Avoiding Death By ComplexityPosted: August 28, 2008
Every developer knows that there are plenty of different ways to kill a software project: you can try to go too fast, you can change the requirements too often, you can build something no one wants, you can have the wrong team. But even the best-run, best-defined project can still run aground on my personal primary fear as a developer: complexity.
There are three especially scary things about complexity. First of all, it creeps up on you slowly. It’s entirely possible to get out a 1.0 or a 2.0 version of a product that’s overly complex, but at some point things just . . . stop. New features become harder and harder to add and bugs become harder to fix without introducing regressions. Pretty soon your team’s velocity has slowed to a crawl and your project just never seems to get to the quality level you need in order to release. I like to liken that endless bug-fix phase to playing whack-a-mole: every time you fix one bug, another bug pops up due to an unanticipated interaction or an incomplete understanding of the system. Both those conditions creep up slowly, and by the time they’re happening it’s often too late to really fix the underlying problems.
The second problem is that complexity-related problems are very, very hard to fix. They’re often caused by very deeply-rooted architectural issues that have been built upon for months or years before the problems became apparent, and fixing them can become incredibly high-risk. To matters even more difficult, it’s often hard to pinpoint a single cause of complexity, at least if it’s systemic. When the parts just don’t quite fit together right, it’s hard to tell which part is at fault or which part should be changed. And of course, when drastic changes are required, it’s always hard to be sure what the outcome will be, so fixing underlying architectural flaws is always something of a gamble.
The last problem is that complexity is, in the end, a force you can only hope to contain rather than one you can completely eliminate. Even the best developers with the most foresight, the best processes, and the clearest product definitions have upper limits on the amount of complexity they can handle, and trying to build something more complex than that upper limit is bound to fail. In my mind that complexity upper bound is up there with the halting problem or NP completeness as immovable forces you need to stay away from: if you’re trying to solve the halting problem, you’re barking up the wrong tree, and if you’re trying to make a product that’s too complex, you’d better find some way to simplify it.

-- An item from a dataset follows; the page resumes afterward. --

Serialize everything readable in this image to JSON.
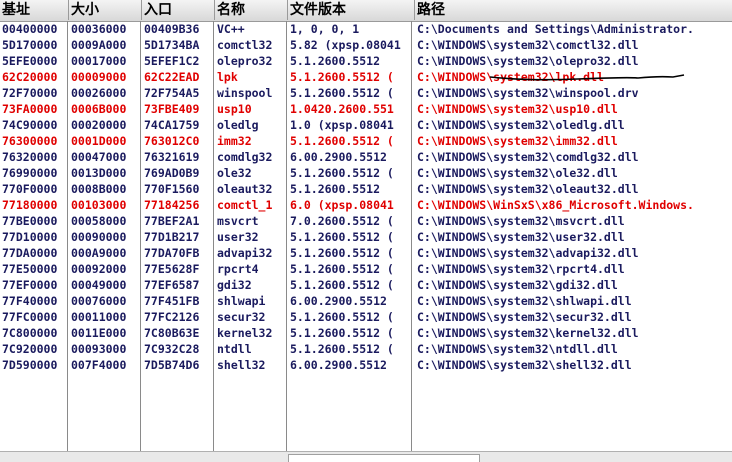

How concerned you have to be about complexity will naturally depend on the scope of your application and how likely you are to come close to that upper bound: is it a large, complex application, a tiny script, or something in between? Is it a one-off, one-time project with a fairly contained scope, or is it something you’ll need to build on and extend for years? Of course, most large projects start out as small projects, so it’s dangerous to just assume that your small project will stay that way. That doesn’t mean you need to plan for complexity up front, but it does mean that if your formerly-small project starts growing up that you should worry about it before it’s too late or too expensive to fix.
Given all that, the question naturally becomes what to do about it. Dealing with complexity requires understanding the two different kinds of complexity: inherent and accidental. Inherent complexity is complexity that arises from the type of problem you’re trying to solve. Natural language processing, for example, has a lot of inherent complexity: there’s just only so much you can do to simplify the problem. Accidental complexity is complexity that arises from your choice of implementation: if you’re using a three-tier architecture and EJBs to power your blog, your blog software probably has a lot of accidental complexity.
The two kinds of complexity naturally have different strategies to mitigate them. Fixing accidental complexity is all about simplifying implementations using good software engineering practices: using higher-level languages and tools, properly decomposing code into the right kinds of re-usable building blocks, avoiding over-engineered solutions, etc. Fixing inherent complexity is all about constraining the problem space: cutting out overly-complicated features that don’t add enough value, not trying to do too much at once, and otherwise keeping requirements constrained. Somewhere in the middle is the idea of properly layering complexity, whereby you try to chop the application up into discreet components with a minimal, well-defined interface between them such that you can avoid worrying about anything besides the current layer you’re working on. Depending on how big the layers are, that can either serve to reduce the complexity of the implementation by reducing the maximum amount of complexity you have to deal with at one time, or it can also reduce inherent complexity by chopping the larger problem into smaller, more discreet sub-applications that can be specced out and implemented largely independently.
The real key to dealing with things is to always have a healthy respect for complexity and to be constantly looking for ways to reduce it. Good developers can handle dealing with more complexity than merely average ones, which means that a more talented team will be able to persevere longer in the face of rising complexity, but that also means that people sometimes take pride in being able to make really complicated things work, even if it’s ultimately a bad idea. The best developers, in my experience, tend to have a fear of complexity that leads them to back off and avoid those situations whenever possible, both by simplifying implementations and by working to make sure that the project scope stays controlled.